Pengembang perangkat lunak harus mulai mempertimbangkan bahwa umur dari sistem yang mereka ciptakan bisa melebihi harapan awal, dengan perangkat keras yang handal dan dukungan yang berkelanjutan. Windows XP dan Windows Vista, misalnya, masih digunakan 4.3% dan 1.5% pengguna Avast, meskipun Microsoft sudah tidak lagi menyediakan dukungan untuk kedua sistem operasi yang populer tersebut.
Sayangnya ada satu sisi negatif dari pembaruan, yaitu penjahat siber melihat mereka sebagai kendaraan untuk mendistribusikan malware ke banyak orang. Jenis serangan ini disebut serangan rantai pasokan, di mana penyerang menyuntikkan kode berbahaya ke dalam komponen seperti libarry atau snippet kode aplikasi open-source dan komersial.

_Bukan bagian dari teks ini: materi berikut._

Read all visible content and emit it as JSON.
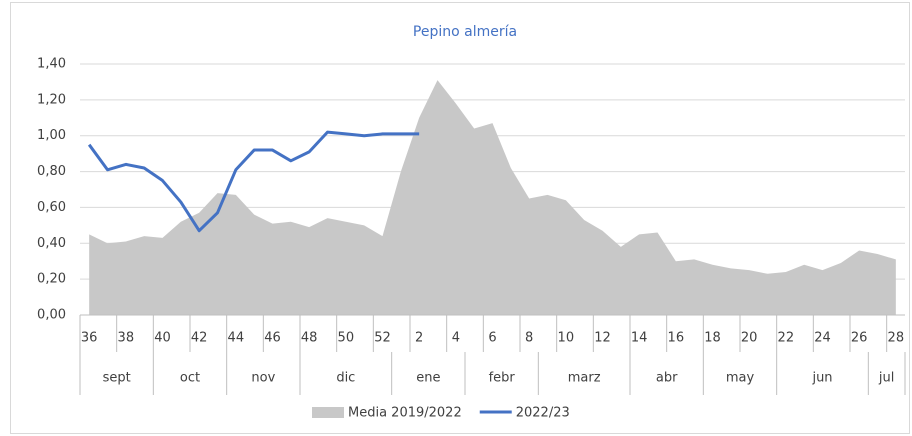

Saat pengguna menginstal atau memperbarui aplikasi yang terinfeksi, malware menginfeksi sistem mereka dengan muatan berbahaya. Cara tradisional menyebarkan malware kian mahal dan sulit bagi penjahat siber berkat inovasi-inovasi terbaru dalam industri keamanan. Hal ini menyebabkan penjahat siber mengalihkan serangan ke rantai pasokan.
Melindungi diri terhadap serangan rantai pasokan adalah pekerjaan yang rumit bagi perusahaan, dan terlebih bagi pengembang perangkat lunak independen. Untuk melindungi berkas instalasi dan pembaruan, pengembang perangkat lunak harus terlebih dahulu dan mengutamakan menggunakan solusi keamanan informasi yang tepat.
Pada akhirnya, jelas bahwa industri teknologi tidak dapat mengharapkan pengguna untuk sepenuhnya memahami dan melaksanakan praktik-praktik terbaik untuk kepentingan mereka sendiri.
Meskipun kami belum tahu apa dampak WannaCry berikutnya, berdasarkan wawasan penting yang kami peroleh dari serangan tahun lalu, jelas industri teknologi yang bekerja sama dengan pengguna perlu melakukan lebih banyak untuk mencegah serangan besar seperti itu terjadi lagi.